Macro hedge funds de-risking amid bumpy market but remain long equities - Barclays

Published 21/10/2025, 10:24
© Reuters

Investing.com - Equity exposure is at its highest level in more than a year among global hedge funds focused on broad market movements and other funds specializing in long-term investments, according to estimates from Barclays.

In September, hopes for U.S. economic resilience and resurgent fervor around massive spending on artificial intelligence propelled equities on Wall Street to all-time peaks.

Global macro hedge funds briefly grew their positions in stocks to multi-year highs during the month, while equity exposure in so-called "long-only funds" -- which buy and hold securities with the expectation that their value will increase over time -- continued to expand, analysts at Barclays said.
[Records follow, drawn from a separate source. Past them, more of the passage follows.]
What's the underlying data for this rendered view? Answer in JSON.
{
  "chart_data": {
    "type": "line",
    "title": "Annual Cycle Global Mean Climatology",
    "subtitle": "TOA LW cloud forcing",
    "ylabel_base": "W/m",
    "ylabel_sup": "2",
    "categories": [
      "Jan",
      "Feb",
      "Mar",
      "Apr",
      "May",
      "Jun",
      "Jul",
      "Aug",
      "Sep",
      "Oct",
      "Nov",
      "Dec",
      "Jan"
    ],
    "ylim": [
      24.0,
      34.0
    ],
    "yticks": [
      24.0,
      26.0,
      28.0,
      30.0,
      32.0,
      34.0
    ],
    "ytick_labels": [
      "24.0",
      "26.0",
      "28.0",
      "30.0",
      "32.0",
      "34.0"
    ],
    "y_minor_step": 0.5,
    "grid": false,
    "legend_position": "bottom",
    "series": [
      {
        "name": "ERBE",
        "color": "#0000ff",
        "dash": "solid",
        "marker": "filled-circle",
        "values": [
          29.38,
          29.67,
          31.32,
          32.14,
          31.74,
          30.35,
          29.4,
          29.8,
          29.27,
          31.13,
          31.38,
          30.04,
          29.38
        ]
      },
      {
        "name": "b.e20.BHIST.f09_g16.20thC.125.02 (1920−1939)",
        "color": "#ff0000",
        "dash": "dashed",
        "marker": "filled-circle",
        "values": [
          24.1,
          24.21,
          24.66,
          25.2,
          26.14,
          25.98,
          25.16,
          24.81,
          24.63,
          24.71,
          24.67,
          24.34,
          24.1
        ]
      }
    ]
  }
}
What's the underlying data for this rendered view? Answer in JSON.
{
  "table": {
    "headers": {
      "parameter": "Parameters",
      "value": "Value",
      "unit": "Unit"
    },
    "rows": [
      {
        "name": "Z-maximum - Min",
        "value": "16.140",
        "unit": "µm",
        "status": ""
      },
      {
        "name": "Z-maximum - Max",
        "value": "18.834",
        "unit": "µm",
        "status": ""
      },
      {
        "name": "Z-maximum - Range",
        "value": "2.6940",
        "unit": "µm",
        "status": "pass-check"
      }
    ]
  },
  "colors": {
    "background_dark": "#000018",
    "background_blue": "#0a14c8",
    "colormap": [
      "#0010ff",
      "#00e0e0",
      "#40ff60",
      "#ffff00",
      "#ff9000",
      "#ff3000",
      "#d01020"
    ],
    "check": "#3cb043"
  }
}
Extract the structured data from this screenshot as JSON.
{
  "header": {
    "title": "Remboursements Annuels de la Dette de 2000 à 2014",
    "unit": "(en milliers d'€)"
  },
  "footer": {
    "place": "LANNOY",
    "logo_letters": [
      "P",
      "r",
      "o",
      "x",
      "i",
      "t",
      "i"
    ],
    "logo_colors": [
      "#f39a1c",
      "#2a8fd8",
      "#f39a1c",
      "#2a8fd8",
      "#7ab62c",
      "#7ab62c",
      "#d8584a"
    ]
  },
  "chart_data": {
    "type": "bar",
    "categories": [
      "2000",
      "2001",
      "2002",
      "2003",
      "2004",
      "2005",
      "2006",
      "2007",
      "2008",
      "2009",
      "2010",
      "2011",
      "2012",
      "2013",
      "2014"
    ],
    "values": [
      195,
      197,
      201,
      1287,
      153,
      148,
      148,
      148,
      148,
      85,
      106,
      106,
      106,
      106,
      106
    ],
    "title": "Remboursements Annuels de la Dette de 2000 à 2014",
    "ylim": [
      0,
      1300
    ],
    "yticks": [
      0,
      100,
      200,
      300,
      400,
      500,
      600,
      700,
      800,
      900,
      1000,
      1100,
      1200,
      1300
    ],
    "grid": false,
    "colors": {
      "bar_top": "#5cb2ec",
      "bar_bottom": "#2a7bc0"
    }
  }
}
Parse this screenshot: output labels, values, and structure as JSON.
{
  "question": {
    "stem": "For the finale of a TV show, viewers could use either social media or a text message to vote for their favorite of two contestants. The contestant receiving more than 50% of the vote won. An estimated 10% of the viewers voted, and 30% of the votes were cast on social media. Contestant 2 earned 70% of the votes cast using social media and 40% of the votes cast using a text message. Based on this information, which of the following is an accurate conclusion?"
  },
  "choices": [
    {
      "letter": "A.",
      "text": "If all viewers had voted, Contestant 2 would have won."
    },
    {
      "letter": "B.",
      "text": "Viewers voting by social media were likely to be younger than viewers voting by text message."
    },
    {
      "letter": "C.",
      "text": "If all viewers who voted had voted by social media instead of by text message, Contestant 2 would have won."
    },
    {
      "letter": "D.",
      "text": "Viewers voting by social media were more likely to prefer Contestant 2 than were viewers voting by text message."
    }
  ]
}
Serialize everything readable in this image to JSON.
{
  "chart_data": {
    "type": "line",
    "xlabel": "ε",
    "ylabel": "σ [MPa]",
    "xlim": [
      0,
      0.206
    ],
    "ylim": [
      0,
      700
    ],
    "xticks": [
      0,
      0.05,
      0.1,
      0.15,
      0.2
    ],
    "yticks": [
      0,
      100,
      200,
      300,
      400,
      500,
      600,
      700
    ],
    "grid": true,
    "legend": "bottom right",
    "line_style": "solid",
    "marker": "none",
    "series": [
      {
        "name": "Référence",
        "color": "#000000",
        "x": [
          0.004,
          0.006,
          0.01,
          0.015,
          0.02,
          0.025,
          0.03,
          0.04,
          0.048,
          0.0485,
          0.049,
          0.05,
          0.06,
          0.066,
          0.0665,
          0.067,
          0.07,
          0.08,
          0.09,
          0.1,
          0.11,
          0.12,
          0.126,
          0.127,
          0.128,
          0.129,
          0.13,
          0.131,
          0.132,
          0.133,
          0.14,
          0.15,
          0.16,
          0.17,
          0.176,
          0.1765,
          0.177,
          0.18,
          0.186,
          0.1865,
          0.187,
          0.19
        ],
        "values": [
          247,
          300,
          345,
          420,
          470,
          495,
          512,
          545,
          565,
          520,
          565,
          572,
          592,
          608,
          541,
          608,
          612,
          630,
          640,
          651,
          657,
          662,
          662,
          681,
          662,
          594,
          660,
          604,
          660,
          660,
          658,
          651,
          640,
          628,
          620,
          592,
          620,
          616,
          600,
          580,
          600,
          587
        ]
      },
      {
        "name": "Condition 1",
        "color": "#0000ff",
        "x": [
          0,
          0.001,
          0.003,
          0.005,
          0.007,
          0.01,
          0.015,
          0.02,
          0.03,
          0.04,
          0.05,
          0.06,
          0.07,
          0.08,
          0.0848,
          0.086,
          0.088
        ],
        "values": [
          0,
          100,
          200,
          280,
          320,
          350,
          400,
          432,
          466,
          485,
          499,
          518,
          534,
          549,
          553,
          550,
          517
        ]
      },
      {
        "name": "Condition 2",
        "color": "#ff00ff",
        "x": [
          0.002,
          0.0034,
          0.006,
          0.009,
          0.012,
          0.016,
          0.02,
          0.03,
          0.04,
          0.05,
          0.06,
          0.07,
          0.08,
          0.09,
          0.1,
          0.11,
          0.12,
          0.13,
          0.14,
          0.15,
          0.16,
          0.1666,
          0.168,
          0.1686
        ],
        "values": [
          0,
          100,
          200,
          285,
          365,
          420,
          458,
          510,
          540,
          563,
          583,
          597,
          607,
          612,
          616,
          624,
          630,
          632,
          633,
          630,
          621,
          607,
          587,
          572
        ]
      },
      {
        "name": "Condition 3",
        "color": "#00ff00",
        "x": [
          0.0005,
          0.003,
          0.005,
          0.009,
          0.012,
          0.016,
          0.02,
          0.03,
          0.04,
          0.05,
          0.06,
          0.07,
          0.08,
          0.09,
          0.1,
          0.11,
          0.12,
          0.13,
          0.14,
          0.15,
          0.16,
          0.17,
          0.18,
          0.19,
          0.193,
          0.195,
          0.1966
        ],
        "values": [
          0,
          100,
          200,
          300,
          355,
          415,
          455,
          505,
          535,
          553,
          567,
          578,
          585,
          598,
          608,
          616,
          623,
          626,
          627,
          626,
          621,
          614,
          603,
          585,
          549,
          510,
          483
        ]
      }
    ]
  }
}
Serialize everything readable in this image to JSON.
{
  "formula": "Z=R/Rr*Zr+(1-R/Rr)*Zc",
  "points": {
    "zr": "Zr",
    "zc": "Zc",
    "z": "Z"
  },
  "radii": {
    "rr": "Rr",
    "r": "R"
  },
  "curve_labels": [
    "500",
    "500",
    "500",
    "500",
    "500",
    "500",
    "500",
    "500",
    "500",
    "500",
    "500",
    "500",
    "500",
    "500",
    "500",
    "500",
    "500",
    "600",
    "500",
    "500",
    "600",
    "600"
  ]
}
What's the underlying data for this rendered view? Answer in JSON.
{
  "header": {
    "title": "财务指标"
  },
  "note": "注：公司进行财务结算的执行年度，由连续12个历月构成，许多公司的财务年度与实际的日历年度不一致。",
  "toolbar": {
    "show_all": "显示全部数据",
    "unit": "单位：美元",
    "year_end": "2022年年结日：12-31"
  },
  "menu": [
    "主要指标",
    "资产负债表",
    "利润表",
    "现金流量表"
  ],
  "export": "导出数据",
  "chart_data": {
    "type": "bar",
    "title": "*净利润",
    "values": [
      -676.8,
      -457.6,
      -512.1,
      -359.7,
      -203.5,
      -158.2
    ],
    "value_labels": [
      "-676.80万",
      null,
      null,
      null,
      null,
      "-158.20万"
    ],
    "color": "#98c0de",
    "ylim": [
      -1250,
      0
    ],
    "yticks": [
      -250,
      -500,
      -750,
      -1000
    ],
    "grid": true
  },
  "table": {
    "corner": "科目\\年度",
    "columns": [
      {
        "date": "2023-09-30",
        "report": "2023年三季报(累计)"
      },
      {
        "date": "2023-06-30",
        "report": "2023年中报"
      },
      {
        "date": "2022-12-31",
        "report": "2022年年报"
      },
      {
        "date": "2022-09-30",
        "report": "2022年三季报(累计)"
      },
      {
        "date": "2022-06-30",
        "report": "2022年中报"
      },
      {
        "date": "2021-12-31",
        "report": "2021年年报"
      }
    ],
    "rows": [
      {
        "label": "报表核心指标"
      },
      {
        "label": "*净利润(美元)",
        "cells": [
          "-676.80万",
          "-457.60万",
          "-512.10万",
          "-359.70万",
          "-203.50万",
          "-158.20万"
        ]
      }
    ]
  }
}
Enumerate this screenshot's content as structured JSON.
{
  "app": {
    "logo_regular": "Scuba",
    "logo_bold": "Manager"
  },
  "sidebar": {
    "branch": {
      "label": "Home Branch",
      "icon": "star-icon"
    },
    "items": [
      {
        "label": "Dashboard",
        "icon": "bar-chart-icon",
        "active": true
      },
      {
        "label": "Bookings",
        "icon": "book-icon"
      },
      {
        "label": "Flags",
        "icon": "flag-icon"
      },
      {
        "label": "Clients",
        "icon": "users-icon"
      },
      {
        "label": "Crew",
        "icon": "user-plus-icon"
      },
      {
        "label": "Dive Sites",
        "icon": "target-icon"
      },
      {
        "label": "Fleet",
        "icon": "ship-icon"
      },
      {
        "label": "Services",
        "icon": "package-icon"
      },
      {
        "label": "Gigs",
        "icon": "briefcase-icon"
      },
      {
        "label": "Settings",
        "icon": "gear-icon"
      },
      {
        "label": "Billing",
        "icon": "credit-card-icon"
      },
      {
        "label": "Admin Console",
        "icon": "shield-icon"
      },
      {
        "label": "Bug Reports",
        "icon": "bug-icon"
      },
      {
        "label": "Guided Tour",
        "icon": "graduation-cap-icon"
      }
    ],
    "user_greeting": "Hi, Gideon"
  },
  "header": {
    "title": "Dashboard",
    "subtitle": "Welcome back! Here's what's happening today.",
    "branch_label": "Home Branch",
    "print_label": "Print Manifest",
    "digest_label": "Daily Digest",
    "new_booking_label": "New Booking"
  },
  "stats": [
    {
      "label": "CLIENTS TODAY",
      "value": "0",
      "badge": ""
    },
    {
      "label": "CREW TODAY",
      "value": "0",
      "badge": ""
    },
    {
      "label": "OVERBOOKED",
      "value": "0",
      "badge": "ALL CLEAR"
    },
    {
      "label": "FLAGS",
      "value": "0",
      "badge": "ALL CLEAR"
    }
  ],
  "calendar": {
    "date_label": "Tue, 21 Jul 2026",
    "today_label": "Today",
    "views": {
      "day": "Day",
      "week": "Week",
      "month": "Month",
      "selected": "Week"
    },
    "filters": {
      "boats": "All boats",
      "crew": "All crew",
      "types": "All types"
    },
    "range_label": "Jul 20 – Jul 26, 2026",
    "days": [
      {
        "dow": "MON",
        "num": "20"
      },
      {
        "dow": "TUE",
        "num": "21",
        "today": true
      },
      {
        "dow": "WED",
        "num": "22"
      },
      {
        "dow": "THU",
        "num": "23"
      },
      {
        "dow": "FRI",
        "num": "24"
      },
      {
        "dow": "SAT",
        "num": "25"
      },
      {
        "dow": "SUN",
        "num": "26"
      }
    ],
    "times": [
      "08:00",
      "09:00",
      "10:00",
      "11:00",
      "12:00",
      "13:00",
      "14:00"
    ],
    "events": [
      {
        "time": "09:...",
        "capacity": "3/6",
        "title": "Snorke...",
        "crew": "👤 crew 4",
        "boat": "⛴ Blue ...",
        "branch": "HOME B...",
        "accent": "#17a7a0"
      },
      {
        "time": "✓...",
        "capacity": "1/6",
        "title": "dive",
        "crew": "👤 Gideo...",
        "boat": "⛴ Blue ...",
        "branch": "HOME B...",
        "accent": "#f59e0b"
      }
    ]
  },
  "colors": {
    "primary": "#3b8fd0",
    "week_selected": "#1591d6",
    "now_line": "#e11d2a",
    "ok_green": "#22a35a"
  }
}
But volatility has returned to stock markets in October, due partially to worries over renewed trade fight between the U.S. and China. In this latest round of tensions, President Donald Trump has threatened to slap triple-digit tariffs on China after Beijing tightened its controls on exports of crucial rare earth materials integral to a number of industries.

Last week, some regional U.S. banks also flagged bad loans and fraud issues, sparking fears around the credit health of smaller American lenders. Banking stocks widely fell on the news.

Hovering around all of this have been emerging concerns that rampant speculation and dealmaking around AI could be fueling a bubble in a sector that has underpinned stock gains for months.

Against this backdrop, Wall Street’s most watched gauge of investor anxiety has creeped up, at one point touching its highest mark since April last week.

"[T]he combination of renewed tariff tensions, rising credit concerns within private markets and among the regional banks, and AI bubble chatter spurred institutions to partially unwind some of their recent buy-up," the Barclays analysts including Venu Krishna and Japinder Chawla wrote in a note on Tuesday.

Yet long positions remain elevated, with markets are now looking to the third-quarter corporate earnings season to establish a "fundamental base" for the rally in stocks following the recent ructions, they suggested. Analysts are currently anticipating that S&P 500 earnings during the quarter will jump by 9.3% versus a year ago on aggregate, according to Reuters.